Die folgende Übersicht fasst die wichtigsten Regelfristen der Anlage VIII zusammen. Maßgeblich ist immer die jeweils gültige Fassung – wir verzichten bewusst auf Sondertarife, Preise oder Wartezeiten, weil diese nicht im Gesetz stehen.
Pkw: 36 Monate zur Erst-HU, danach alle 24 Monate
Für Personenkraftwagen schreibt Anlage VIII Nr. 2.1 StVZO einen 24-Monats-Rhythmus vor. Eine Sonderregel gilt für fabrikneue Pkw: Bei Erstzulassung verschiebt sich die erste HU auf 36 Monate nach der Zulassung. Erst ab der zweiten HU greift dann der reguläre Zwei-Jahres-Takt.
Die AU (Abgasuntersuchung) ist seit 2010 fester Bestandteil der HU und wird im gleichen Termin und mit der gleichen Plakette dokumentiert.
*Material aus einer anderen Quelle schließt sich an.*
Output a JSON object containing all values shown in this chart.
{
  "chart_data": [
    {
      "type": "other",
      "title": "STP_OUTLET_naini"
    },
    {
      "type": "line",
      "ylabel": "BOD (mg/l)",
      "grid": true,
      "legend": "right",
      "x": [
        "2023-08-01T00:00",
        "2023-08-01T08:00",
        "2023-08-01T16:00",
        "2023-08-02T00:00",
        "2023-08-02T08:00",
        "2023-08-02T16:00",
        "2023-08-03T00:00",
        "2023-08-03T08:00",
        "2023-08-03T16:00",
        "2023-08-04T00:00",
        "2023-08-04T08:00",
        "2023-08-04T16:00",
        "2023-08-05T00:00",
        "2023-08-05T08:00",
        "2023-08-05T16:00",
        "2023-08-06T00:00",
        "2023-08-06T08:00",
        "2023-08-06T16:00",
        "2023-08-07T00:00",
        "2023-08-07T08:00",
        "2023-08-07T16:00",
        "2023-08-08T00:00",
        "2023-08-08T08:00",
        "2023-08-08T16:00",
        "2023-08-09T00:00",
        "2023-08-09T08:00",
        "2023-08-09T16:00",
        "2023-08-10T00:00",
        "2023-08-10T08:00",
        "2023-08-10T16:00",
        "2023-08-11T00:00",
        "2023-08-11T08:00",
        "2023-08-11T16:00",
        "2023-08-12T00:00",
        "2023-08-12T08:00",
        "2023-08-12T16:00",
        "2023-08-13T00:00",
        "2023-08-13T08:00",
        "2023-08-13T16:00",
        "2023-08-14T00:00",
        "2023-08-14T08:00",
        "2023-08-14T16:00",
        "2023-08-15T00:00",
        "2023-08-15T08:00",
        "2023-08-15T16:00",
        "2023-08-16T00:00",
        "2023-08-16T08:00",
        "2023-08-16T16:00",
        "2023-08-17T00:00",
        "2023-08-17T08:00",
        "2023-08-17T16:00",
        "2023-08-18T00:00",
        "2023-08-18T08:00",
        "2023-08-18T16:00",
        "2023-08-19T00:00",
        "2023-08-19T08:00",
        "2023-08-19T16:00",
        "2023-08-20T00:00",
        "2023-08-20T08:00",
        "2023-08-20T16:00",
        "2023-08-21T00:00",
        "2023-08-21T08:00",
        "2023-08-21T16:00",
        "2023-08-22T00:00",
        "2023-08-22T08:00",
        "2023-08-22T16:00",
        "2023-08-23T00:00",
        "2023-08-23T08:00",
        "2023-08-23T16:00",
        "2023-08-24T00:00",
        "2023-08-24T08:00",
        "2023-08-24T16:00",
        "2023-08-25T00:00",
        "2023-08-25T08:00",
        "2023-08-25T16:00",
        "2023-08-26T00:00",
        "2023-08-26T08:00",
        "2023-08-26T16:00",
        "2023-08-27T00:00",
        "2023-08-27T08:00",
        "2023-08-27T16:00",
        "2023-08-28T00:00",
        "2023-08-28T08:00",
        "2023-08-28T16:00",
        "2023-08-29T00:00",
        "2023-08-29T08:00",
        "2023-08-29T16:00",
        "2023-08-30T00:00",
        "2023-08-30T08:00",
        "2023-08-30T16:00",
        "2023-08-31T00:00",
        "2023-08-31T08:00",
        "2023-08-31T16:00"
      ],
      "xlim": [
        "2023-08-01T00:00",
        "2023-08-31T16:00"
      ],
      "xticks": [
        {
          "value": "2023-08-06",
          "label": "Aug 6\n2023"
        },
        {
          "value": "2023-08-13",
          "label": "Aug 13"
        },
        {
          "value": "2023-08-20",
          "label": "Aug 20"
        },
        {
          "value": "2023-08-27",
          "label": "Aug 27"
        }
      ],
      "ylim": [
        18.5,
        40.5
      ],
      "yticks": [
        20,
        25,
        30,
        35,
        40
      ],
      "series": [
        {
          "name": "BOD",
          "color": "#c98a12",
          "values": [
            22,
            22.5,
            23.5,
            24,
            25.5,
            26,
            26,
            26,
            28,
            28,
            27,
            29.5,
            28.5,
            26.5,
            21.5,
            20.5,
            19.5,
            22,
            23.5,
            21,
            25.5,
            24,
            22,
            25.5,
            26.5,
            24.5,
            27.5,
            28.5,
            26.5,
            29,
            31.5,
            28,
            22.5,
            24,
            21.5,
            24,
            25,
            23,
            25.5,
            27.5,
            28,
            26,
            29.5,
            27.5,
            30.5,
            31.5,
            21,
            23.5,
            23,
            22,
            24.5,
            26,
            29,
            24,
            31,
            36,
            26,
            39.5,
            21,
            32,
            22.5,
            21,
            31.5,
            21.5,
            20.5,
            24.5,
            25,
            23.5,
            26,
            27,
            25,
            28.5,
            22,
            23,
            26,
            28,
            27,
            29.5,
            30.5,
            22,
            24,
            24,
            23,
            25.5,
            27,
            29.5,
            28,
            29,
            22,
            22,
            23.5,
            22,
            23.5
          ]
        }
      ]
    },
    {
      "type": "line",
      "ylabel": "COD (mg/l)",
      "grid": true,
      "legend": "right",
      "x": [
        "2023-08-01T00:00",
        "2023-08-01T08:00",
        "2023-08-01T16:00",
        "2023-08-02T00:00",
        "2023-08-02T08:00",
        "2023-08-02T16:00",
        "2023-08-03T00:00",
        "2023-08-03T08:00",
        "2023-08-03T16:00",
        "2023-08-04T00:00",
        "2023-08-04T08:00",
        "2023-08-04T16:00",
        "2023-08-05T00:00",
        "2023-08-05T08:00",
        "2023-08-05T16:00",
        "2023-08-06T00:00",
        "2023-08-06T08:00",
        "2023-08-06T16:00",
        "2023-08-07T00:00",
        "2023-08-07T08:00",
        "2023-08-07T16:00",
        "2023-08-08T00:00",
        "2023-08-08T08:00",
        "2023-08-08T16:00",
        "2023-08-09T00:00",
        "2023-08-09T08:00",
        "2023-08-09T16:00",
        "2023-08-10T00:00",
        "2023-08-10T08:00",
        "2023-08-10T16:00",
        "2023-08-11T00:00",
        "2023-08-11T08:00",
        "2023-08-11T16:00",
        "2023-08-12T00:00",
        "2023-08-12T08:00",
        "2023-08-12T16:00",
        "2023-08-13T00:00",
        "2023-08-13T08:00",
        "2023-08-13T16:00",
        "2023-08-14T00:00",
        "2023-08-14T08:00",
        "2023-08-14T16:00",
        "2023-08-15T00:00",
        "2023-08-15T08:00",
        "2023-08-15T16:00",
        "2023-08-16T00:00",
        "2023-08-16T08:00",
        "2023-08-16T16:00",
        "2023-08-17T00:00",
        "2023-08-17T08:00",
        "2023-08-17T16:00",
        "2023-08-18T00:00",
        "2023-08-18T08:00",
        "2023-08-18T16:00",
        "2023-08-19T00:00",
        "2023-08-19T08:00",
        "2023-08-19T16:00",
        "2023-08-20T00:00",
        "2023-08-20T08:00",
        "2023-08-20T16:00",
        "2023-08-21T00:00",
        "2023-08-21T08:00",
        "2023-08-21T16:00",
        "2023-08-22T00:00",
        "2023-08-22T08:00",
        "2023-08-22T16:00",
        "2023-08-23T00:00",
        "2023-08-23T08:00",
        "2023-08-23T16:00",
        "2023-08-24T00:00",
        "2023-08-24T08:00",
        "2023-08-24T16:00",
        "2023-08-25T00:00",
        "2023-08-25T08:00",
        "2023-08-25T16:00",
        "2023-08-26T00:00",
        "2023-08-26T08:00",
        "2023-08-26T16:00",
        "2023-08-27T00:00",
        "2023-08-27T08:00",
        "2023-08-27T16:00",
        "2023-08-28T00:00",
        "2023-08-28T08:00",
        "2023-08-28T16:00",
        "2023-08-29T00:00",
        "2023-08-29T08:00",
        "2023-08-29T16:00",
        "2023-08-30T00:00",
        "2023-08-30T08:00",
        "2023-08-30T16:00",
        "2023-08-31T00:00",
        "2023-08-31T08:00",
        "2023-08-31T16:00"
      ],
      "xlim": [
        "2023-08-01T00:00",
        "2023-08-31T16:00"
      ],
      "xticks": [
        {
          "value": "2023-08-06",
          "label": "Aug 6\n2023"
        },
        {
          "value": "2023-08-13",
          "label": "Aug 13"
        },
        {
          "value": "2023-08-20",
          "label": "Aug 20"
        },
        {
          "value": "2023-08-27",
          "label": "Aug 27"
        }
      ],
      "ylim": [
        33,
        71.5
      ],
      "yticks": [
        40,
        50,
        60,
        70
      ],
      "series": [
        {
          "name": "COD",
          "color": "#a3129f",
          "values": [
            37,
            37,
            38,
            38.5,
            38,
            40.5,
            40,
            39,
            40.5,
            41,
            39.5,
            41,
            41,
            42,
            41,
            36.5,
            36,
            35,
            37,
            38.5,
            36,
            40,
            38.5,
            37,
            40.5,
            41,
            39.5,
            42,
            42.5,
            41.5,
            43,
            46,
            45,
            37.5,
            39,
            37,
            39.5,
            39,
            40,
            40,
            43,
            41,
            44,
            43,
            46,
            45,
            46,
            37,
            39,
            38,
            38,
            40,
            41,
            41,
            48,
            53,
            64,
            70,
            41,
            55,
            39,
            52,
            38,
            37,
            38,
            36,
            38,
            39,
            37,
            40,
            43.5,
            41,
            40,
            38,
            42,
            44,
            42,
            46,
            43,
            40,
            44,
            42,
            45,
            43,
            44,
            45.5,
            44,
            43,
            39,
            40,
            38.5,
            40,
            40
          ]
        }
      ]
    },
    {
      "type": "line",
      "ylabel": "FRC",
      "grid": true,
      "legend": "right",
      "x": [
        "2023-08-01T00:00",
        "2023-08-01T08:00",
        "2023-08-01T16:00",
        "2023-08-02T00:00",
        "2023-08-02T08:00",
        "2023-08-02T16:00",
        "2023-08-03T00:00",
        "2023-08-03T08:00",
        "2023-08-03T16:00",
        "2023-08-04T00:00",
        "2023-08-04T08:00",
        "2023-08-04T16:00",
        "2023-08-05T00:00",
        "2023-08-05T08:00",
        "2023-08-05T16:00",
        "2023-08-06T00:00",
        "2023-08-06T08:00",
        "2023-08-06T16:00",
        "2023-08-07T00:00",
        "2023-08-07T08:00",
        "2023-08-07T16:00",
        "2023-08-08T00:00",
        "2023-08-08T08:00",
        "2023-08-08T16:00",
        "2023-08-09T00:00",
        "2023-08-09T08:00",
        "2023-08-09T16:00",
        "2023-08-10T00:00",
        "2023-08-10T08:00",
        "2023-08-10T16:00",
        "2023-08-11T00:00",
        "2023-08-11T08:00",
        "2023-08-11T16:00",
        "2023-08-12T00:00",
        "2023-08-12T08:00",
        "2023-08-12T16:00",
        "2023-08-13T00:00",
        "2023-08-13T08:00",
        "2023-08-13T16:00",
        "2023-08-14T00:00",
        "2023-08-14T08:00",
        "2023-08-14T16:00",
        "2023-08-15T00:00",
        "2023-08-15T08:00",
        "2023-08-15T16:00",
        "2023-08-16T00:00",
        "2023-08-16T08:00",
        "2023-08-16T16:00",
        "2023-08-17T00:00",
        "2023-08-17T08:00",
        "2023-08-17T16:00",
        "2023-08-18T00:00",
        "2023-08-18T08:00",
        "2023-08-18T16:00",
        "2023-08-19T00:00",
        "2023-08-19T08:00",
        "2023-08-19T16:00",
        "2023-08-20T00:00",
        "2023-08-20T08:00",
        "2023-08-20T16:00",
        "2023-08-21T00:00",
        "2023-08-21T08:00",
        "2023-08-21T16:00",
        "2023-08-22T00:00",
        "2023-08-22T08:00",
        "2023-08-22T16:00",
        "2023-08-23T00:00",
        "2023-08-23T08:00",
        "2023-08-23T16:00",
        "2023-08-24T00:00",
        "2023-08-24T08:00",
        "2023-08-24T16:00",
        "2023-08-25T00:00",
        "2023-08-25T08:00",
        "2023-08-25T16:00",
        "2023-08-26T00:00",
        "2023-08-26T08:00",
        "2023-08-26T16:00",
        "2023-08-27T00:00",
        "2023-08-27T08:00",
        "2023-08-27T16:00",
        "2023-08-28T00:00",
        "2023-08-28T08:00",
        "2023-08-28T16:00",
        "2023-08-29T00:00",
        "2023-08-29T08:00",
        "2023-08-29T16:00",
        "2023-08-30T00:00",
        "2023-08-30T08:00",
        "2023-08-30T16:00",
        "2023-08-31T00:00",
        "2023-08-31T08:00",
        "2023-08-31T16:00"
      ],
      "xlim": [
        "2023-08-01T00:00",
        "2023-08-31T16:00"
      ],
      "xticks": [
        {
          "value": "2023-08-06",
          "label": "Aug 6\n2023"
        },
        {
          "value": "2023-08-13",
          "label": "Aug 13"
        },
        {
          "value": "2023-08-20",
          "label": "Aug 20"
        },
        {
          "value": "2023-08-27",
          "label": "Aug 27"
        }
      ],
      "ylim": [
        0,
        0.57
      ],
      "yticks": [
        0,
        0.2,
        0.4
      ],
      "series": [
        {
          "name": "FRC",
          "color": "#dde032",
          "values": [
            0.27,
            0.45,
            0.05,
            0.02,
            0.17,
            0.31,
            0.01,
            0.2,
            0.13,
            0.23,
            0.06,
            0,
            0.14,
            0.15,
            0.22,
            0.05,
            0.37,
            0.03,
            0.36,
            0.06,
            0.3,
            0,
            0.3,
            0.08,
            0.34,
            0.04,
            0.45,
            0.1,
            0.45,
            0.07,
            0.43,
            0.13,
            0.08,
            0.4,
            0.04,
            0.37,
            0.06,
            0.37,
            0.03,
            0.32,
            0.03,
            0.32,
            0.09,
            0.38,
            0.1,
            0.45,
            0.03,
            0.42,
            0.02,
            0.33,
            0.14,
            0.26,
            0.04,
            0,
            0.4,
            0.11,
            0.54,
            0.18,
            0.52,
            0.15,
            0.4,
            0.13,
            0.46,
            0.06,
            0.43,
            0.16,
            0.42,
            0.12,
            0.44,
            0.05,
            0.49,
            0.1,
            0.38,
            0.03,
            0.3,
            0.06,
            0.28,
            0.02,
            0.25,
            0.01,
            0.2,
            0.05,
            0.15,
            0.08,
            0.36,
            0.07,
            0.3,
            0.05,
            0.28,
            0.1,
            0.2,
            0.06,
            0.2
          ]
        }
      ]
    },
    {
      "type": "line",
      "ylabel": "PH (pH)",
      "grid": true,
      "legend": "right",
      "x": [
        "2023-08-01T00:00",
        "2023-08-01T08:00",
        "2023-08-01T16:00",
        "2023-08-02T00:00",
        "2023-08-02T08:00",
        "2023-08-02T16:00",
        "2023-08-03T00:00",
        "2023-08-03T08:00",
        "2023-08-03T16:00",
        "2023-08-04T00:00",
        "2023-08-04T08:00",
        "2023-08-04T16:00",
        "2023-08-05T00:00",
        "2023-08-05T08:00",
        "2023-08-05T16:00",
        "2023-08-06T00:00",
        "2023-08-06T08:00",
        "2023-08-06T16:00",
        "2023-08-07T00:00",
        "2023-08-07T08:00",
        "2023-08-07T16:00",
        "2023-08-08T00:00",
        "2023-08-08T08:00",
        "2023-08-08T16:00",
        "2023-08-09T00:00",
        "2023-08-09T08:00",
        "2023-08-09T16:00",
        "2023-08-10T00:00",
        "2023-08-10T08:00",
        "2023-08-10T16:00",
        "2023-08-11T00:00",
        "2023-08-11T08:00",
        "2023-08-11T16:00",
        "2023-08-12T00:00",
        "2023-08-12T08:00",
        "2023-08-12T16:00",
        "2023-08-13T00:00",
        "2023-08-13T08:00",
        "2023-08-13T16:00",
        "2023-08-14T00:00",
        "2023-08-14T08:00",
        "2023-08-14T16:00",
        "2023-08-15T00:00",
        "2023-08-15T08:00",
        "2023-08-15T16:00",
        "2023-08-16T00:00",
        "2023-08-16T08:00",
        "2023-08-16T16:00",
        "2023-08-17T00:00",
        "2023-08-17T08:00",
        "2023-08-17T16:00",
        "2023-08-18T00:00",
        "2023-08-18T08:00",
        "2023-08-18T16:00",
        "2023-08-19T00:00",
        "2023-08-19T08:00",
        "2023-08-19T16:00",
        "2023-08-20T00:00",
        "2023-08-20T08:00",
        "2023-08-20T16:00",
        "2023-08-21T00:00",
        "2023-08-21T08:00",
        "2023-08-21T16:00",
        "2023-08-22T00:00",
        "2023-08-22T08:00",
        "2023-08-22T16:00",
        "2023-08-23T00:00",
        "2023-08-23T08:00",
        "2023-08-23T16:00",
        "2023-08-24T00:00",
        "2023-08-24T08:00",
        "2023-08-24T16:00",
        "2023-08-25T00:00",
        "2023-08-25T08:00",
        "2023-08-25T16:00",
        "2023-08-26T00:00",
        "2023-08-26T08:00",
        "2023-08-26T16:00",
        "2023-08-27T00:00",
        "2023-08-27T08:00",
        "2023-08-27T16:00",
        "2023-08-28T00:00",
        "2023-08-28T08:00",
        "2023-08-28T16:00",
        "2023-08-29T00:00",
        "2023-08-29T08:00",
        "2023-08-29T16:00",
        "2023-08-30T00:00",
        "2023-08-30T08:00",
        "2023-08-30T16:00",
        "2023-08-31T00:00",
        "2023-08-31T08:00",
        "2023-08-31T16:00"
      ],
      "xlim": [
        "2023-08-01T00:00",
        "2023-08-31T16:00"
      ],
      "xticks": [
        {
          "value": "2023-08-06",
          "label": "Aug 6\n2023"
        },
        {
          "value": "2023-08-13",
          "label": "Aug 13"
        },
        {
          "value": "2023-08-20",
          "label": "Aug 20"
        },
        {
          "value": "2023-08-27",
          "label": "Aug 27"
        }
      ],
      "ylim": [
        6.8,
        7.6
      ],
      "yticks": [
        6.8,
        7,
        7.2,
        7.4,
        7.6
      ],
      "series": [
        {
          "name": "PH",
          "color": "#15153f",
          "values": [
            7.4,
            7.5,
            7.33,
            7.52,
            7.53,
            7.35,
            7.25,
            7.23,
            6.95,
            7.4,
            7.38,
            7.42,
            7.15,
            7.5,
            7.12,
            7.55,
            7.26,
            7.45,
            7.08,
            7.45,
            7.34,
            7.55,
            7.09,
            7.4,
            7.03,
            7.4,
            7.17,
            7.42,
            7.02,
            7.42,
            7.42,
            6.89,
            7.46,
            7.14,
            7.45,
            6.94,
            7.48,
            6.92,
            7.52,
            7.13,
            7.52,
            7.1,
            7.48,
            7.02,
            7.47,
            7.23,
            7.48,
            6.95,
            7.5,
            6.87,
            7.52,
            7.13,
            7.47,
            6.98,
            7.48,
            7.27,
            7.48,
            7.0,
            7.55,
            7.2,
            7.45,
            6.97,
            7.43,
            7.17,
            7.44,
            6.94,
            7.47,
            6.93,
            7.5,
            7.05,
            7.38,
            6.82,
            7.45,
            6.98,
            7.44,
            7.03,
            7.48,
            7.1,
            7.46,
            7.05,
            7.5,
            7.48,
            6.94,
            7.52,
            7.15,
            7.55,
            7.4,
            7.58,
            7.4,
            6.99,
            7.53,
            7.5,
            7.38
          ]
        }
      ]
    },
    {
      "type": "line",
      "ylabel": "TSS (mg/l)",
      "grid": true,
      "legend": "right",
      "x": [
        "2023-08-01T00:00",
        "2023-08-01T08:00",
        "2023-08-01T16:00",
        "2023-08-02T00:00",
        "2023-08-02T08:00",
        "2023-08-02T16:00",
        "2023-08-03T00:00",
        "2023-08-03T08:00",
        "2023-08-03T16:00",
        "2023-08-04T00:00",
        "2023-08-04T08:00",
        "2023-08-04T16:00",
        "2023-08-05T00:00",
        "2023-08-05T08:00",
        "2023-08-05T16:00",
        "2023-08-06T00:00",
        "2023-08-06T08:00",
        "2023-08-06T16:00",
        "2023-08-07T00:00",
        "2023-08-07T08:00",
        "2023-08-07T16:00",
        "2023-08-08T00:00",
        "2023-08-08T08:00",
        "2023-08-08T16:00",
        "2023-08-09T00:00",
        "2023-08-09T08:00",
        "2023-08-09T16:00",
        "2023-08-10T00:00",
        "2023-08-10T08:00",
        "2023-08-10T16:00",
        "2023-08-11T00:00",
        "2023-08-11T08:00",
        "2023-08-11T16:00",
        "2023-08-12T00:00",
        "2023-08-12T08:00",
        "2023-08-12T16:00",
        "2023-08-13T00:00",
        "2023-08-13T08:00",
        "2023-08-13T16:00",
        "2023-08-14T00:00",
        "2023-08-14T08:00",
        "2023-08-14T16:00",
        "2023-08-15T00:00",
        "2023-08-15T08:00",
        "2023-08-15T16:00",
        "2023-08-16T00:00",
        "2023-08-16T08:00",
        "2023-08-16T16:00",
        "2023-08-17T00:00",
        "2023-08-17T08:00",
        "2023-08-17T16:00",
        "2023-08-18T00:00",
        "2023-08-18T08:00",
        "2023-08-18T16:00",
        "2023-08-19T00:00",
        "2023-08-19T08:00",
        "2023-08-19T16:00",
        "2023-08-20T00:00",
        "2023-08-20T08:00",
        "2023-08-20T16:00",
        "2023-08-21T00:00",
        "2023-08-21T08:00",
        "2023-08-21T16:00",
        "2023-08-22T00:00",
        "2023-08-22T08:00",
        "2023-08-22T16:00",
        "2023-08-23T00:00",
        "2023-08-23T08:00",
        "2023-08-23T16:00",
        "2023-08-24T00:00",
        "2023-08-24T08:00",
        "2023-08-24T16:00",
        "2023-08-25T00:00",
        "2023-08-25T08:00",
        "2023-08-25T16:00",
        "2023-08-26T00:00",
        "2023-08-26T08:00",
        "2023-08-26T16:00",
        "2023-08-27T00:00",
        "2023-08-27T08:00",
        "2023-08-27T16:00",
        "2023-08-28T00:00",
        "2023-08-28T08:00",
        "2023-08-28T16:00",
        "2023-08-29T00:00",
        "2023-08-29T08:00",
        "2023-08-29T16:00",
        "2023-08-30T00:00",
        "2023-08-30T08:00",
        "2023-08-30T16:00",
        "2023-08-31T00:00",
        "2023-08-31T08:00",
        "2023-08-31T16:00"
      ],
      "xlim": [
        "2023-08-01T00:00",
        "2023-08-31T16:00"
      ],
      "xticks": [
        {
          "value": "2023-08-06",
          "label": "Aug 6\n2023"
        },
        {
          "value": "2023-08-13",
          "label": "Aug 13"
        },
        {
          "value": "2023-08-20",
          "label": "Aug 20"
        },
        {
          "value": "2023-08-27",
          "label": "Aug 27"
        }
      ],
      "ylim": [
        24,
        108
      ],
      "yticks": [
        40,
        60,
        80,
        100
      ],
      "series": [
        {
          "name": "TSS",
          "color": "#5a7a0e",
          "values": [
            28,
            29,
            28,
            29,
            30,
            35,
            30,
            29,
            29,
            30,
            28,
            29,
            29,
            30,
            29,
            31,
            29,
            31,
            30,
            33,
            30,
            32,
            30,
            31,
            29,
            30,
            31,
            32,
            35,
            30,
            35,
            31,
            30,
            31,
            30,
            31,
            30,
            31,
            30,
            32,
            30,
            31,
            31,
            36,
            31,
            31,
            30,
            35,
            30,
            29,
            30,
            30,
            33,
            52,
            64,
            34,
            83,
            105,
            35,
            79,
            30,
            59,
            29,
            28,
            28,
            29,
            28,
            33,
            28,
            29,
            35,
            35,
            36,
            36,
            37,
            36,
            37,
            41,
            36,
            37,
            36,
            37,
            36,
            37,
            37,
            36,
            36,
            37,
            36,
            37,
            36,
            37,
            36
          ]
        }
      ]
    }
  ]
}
Krafträder: alle 24 Monate
Für Krafträder gilt nach Anlage VIII ebenfalls die 24-monatige Regelfrist. Eine verlängerte Erstfrist wie beim Neufahrzeug-Pkw besteht für Krafträder nicht – die erste HU ist also bereits zwei Jahre nach Erstzulassung fällig.
Wohnmobile: gestaffelt nach zulässiger Gesamtmasse
Wohnmobile werden nach zulässigem Gesamtgewicht (zGG) eingestuft. Anlage VIII sieht folgende Differenzierung vor:
- Wohnmobile bis 3,5 t zGG: wie Pkw – 36 Monate zur Erst-HU, danach alle 24 Monate.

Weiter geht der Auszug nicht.